We live in a world blighted by sin. This past year, we’ve seen startling markers of it: the day I first drove downtown last spring and saw the shops closed and the streets empty, I felt it. This is not how it was meant to be. But even on a day like that, when everything felt marred and twisted, I could hear chickadees calling and could look up and see cirrus clouds curling in the upper realms of the sky. The sun rose over the bay, enlivening our stilled city with its light.
But in Shiloh, the brokenness of the world is evident all the time, from any vantage point. The villages are ensconced in the Shadow, a darkness so palpable that the sky scarcely lightens even at midday. Most villagers have no memory of the sun; they do not believe it exists. But Amos’s father believes and, though ridiculed for it, he remembers: This is not how it was meant to be. Unlike most of his neighbors, he refuses to believe that the Shadow is all there is.

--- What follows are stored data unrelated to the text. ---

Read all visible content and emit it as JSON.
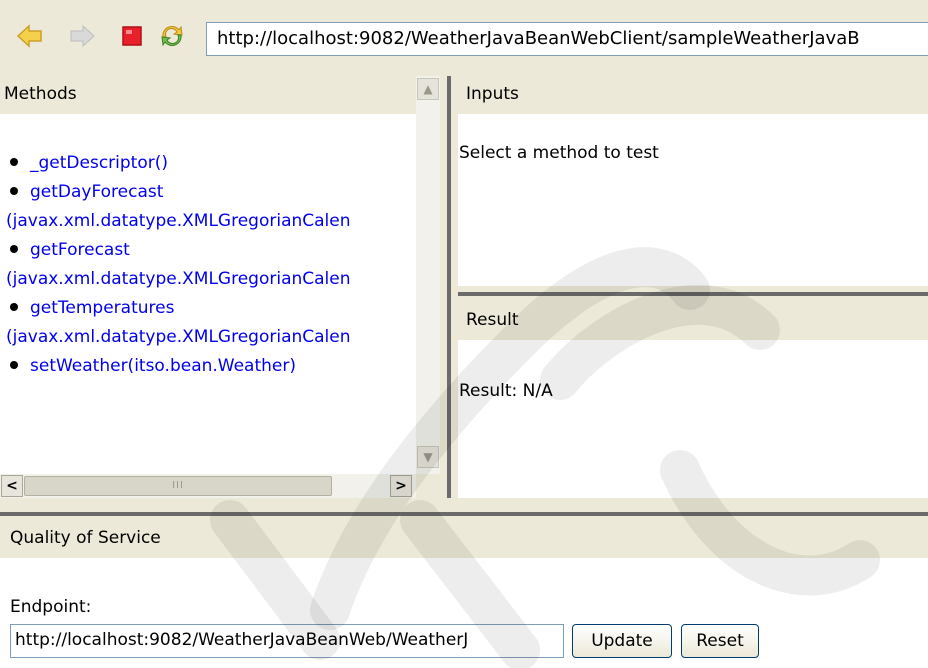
{
  "toolbar": {
    "icons": [
      "back-arrow-icon",
      "forward-arrow-icon",
      "stop-icon",
      "refresh-icon"
    ],
    "address": "http://localhost:9082/WeatherJavaBeanWebClient/sampleWeatherJavaB"
  },
  "methods": {
    "title": "Methods",
    "items": [
      {
        "line1": "_getDescriptor()",
        "line2": ""
      },
      {
        "line1": "getDayForecast",
        "line2": "(javax.xml.datatype.XMLGregorianCalen"
      },
      {
        "line1": "getForecast",
        "line2": "(javax.xml.datatype.XMLGregorianCalen"
      },
      {
        "line1": "getTemperatures",
        "line2": "(javax.xml.datatype.XMLGregorianCalen"
      },
      {
        "line1": "setWeather(itso.bean.Weather)",
        "line2": ""
      }
    ]
  },
  "inputs": {
    "title": "Inputs",
    "message": "Select a method to test"
  },
  "result": {
    "title": "Result",
    "message": "Result: N/A"
  },
  "qos": {
    "title": "Quality of Service",
    "endpoint_label": "Endpoint:",
    "endpoint_value": "http://localhost:9082/WeatherJavaBeanWeb/WeatherJ",
    "update_label": "Update",
    "reset_label": "Reset"
  },
  "colors": {
    "link": "#0000ee",
    "frame": "#ece9d8",
    "stop": "#e8202a"
  }
}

Helena Sorenson’s story begins in the dark, and it is a heavy tale, one that is honest about the damage of sin and the havoc it wreaks in our hearts. Her characters go on grueling journeys through the darkness of Shiloh, but the story is, as the back of the book promises, one of courage and hope: she brings the story to a glorious conclusion.

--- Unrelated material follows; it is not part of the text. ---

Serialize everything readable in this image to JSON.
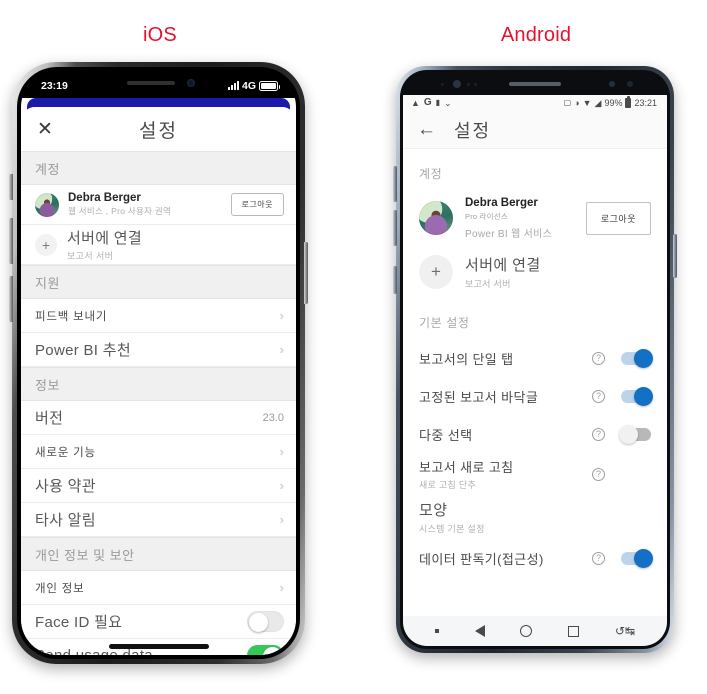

There is much to love about these books, but I was particularly enthralled by the mythology behind the land of Shiloh. The stories of the world’s creation and of the coming of the shadow gave me a sense that the world extended beyond the borders of the story, and that there were other stories happening in this world that hadn’t yet been told. This is something we need to hear often: in our world, too, there are stories still being told. God hasn’t finished with us yet.